This is a message to every person who has ever said women are underrepresented in executive jobs because they just aren’t cut out for business: The more women in a company’s top leadership, the better off that company tends to be. I hate to say “I told you so,” but…
Since 2004, at least four studies have tracked the correlation between a company’s success and the number of female executives. As CNN reported Wednesday, all of them have found that more women tends to mean more success. Even more encouraging, it looks like hedge funds with more women in senior management took less of a hit in the 2008 crash. Makes you wonder: if women ran all the boardrooms, would we even have needed a bail out?
Of course, it’s hard to prove this success is directly due to women — maybe whatever characteristics make a company more likely to hire or retain female executive also make those companies better able to weather economic storms and turn higher profits in good times. Or maybe making it to the top requires women to be such exceptional employees that companies with more senior women are more likely to perform exceptionally.
Whatever the reason, the argument that the gender disparity in top jobs is due to women's lack of aptitude — not, you know, the sexism ingrained in corporate culture — no longer holds up. Women do fine at top jobs.

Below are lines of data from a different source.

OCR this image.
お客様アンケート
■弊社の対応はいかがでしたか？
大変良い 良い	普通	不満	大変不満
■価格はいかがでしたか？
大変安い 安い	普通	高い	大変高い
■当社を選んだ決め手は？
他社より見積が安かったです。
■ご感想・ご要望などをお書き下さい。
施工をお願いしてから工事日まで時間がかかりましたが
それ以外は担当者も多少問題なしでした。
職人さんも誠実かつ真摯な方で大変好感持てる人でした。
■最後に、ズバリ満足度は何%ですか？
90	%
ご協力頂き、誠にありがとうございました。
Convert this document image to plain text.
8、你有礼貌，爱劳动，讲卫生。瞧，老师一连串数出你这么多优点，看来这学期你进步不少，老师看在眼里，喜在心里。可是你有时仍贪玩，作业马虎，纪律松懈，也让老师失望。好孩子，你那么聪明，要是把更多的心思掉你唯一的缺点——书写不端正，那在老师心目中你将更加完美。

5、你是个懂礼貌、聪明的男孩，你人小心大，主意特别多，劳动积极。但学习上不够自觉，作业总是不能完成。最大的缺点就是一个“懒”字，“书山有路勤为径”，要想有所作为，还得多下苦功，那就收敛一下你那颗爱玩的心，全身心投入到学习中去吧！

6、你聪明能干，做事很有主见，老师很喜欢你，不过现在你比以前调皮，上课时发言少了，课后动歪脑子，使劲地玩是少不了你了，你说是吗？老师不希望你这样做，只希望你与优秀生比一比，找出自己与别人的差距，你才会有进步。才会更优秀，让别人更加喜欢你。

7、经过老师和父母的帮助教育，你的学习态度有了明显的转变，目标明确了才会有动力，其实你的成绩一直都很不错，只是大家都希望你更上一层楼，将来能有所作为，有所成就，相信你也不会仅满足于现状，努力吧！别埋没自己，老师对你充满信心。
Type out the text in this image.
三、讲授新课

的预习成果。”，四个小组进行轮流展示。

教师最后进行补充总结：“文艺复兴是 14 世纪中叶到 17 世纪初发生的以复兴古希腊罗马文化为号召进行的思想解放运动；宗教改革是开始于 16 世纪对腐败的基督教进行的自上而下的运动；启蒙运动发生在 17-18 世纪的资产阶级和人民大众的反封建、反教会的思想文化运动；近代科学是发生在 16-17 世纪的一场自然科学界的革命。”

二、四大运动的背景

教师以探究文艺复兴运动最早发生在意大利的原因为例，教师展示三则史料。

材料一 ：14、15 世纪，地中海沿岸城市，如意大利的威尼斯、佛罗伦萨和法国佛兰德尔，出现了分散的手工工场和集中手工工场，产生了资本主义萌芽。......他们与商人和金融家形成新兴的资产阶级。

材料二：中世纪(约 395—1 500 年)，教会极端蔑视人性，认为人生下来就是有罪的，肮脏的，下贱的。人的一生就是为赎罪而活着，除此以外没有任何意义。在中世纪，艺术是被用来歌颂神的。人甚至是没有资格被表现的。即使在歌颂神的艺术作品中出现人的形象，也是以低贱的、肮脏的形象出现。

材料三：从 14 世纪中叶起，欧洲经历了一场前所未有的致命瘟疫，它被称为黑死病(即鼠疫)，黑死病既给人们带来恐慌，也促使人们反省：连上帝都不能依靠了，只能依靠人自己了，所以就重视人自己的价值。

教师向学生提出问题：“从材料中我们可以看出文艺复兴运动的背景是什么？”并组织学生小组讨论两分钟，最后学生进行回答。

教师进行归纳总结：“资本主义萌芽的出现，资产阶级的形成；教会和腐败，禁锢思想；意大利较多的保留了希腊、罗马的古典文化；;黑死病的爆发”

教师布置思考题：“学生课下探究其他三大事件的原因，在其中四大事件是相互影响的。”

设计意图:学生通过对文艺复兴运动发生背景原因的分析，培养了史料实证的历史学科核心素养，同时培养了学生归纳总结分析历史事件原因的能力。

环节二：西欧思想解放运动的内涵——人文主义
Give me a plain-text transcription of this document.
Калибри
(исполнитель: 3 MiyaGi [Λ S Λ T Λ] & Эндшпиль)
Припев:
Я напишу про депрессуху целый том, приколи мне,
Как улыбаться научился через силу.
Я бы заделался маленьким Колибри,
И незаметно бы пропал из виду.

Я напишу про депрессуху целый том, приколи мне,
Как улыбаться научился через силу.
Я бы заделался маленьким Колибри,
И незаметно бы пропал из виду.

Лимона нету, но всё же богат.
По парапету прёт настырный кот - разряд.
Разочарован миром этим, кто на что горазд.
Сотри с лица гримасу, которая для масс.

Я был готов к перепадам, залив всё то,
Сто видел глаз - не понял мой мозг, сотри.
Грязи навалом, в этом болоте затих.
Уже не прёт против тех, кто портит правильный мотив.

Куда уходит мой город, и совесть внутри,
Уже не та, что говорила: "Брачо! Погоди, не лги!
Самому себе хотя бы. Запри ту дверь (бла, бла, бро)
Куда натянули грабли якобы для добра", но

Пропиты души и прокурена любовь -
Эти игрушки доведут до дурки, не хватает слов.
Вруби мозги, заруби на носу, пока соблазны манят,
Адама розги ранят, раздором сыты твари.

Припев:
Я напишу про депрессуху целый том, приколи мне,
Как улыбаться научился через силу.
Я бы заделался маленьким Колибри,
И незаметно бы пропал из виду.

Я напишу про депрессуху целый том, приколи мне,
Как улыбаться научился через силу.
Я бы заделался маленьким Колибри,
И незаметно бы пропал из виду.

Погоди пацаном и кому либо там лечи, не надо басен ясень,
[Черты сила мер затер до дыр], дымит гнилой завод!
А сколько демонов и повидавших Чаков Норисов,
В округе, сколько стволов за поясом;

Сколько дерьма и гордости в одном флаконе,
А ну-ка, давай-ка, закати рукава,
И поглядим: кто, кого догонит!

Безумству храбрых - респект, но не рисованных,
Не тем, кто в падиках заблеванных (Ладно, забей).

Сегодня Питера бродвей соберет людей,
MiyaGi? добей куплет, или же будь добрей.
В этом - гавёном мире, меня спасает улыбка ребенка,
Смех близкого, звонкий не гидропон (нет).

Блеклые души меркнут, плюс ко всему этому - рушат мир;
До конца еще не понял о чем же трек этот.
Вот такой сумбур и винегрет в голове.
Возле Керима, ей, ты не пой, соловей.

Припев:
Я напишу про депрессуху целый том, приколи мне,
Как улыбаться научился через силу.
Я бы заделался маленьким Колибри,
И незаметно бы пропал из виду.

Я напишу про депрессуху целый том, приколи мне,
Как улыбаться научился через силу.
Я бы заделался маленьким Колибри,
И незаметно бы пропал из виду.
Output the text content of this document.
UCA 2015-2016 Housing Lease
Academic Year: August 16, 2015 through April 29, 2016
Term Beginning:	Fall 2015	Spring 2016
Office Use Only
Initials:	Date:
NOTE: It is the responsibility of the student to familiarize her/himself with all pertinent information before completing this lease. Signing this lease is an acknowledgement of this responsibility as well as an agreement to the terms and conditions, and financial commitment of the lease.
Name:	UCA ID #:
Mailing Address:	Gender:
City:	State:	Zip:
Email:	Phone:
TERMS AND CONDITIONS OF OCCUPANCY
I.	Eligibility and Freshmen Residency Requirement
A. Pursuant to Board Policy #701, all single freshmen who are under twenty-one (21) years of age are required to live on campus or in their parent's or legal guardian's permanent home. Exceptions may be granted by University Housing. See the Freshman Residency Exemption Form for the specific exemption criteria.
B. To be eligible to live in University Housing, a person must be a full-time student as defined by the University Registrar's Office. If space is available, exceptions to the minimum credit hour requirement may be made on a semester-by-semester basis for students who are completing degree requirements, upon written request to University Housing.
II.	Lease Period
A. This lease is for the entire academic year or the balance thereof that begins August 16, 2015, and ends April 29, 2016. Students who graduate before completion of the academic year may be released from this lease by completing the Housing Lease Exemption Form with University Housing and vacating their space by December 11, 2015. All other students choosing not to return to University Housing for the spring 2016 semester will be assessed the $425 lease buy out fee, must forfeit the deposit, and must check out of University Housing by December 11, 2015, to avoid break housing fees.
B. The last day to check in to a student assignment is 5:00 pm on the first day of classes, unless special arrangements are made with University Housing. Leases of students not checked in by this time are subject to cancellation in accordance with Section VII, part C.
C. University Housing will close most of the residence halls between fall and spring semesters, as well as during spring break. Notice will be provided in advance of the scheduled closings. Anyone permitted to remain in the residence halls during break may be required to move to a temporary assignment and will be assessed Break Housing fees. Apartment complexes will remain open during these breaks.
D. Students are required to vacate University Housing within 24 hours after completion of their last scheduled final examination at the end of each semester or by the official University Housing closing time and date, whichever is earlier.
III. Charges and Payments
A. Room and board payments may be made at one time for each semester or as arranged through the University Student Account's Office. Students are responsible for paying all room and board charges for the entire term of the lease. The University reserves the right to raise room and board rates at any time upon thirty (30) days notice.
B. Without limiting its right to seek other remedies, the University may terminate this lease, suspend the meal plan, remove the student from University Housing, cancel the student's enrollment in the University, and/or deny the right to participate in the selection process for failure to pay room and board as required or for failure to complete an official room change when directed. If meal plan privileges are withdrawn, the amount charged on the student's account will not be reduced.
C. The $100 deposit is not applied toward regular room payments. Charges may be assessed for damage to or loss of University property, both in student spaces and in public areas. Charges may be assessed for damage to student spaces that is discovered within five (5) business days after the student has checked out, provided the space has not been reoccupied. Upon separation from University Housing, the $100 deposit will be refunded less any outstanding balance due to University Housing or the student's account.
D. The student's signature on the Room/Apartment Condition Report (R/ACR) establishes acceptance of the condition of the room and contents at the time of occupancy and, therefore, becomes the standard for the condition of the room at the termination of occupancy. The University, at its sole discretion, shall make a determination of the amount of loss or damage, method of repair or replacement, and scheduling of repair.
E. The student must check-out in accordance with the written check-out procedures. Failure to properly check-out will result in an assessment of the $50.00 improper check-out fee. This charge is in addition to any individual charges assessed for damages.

In fact, the CNN article suggests that their contributions may be valuable precisely because women tend to approach problems differently. Author Marcia Reynolds told reporter Kelly Wallace, "It's not that we're slower decision makers, we just take more into consideration, and in senior positions, that's really important that somebody's in the room saying, 'Whoa, wait a second. Let's look at the broader impact.'"
So at the end of the day it looks like all those excuses for not having more female CEOs are just that: excuses. Get with it, Corporate America.